Vrees voor de horde stoelt op bijgeloof en komt voort uit het denkbeeld dat er een of ander geheimzinnig fundamenteel onderscheid bestaat tussen rijk en arm, als waren het twee verschillende rassen, zoals negers en blanken. Maar in werkelijkheid is er geen onderscheid. Het verschil tussen arm en rijk is niets anders dan een kwestie van inkomen, en de doorsnee miljonair is gewoon de doorsnee bordenwasser met een nieuw pak aan. Wissel ze eens om. Wie is dan wie? Wie de rechter en wie de dief? Een ieder die op voet van gelijkheid met arme mensen is omgegaan weet dit heel goed. Maar het vervelende is dat intelligente, ontwikkelde mensen, juist degenen die brede opvattingen zouden moeten hebben, nooit met arme mensen omgaan. Want wat weten de meeste ontwikkelde mensen van armoede af? In mijn exemplaar van de gedichten van Villon heeft de redacteur het nota bene nodig gevonden om bij de regel 'Ne pain ne voyent qu'aux fenestres' een verklarende voetnoot te plaatsen. Zo weinig zelfs kan een ontwikkeld iemand zich voorstellen wat honger is. Door deze onwetendheid ontstaat vanzelf een bijgelovige vrees voor de horde. Een ontwikkeld iemand denkt aan een horde barbaren die alleen maar een dag vrijheid willen om zijn huis te plunderen, zijn boeken te verbranden, hem een machine te laten bedienen of een w.c. te laten schoonmaken. 'Dat nooit,' denkt hij, 'liever onrechtvaardigheid dan die horde op ons los te laten.' Maar omdat er geen wezenlijk onderscheid bestaat tussen arm en rijk ziet hij niet dat het helemaal geen kwestie is van de horde loslaten. In feite is nu de horde los en gebruikt ze - in de gedaante van rijke mensen - haar macht om enorme geestdodende tredmolens te creëren, zoals 'sjieke' hotels.
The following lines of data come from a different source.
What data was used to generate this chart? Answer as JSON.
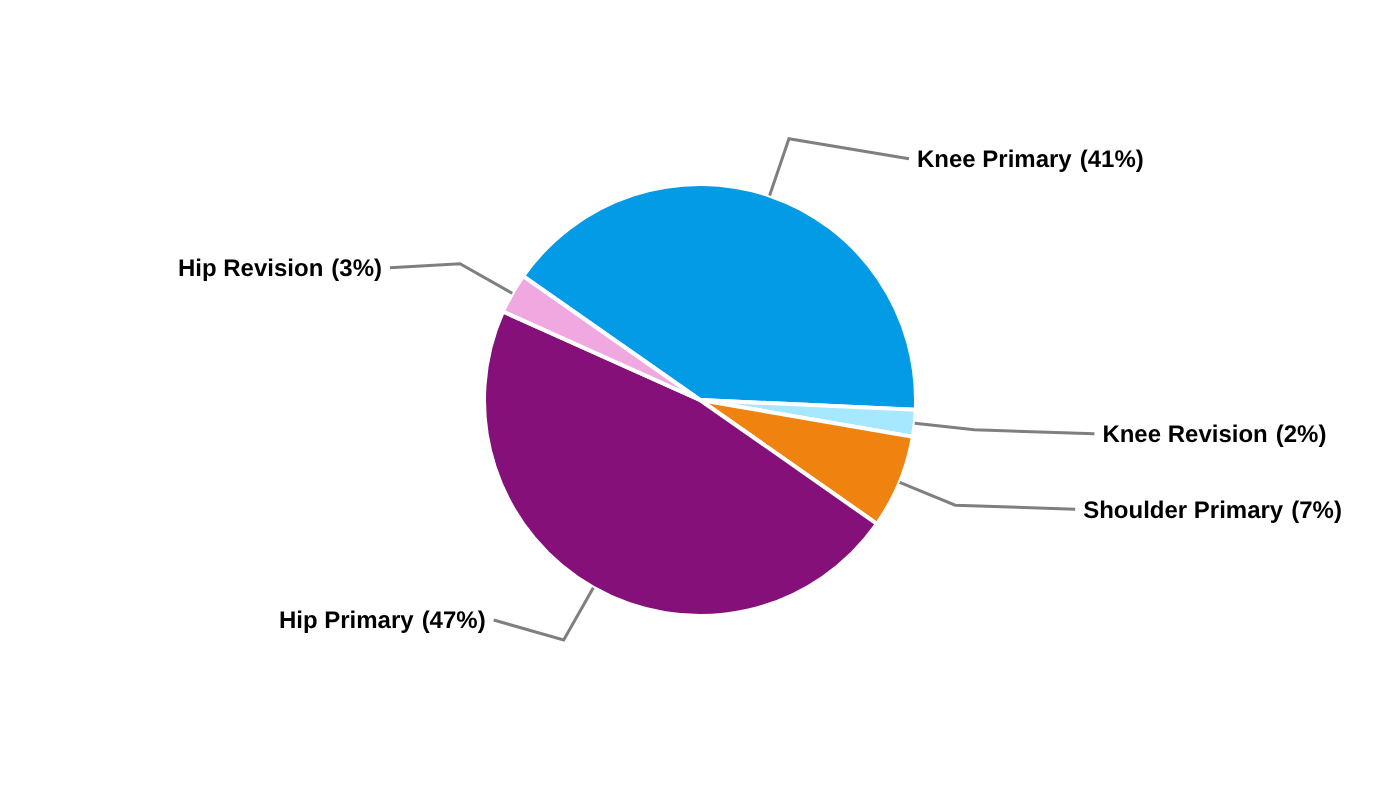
{
  "chart_data": {
    "type": "pie",
    "categories": [
      "Knee Primary",
      "Knee Revision",
      "Shoulder Primary",
      "Hip Primary",
      "Hip Revision"
    ],
    "values": [
      41,
      2,
      7,
      47,
      3
    ],
    "colors": [
      "#039be5",
      "#a6e8fd",
      "#f0820f",
      "#861079",
      "#f0a8e0"
    ],
    "value_labels": [
      "(41%)",
      "(2%)",
      "(7%)",
      "(47%)",
      "(3%)"
    ]
  }
}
Om alles nog eens samen te vatten, een plongeur is een slaaf, bovendien een slaaf die stom en grotendeels onnodig werk doet. Uiteindelijk wordt hij aan het werk gehouden omdat men het vage gevoel heeft dat hij gevaarlijk wordt als hij vrije tijd krijgt. En ontwikkelde mensen, die aan zijn kant behoorden te staan, stemmen hiermee in omdat ze niets omtrent hem weten en daardoor bang voor hem zijn. Ik zeg dit over de plongeur omdat ik speciaal zijn geval heb bekeken, maar het geldt in gelijke mate voor talloze andere arbeiders. Dit zijn slechts mijn persoonlijke ideeën over de hoofdzaken - zonder te letten op economische kwesties die er direct mee in verband staan - en als zodanig ongetwijfeld grotendeels gemeenplaatsen. Ik geef ze om te laten zien wat voor gedachten bij je opkomen als je in een hotel werkt.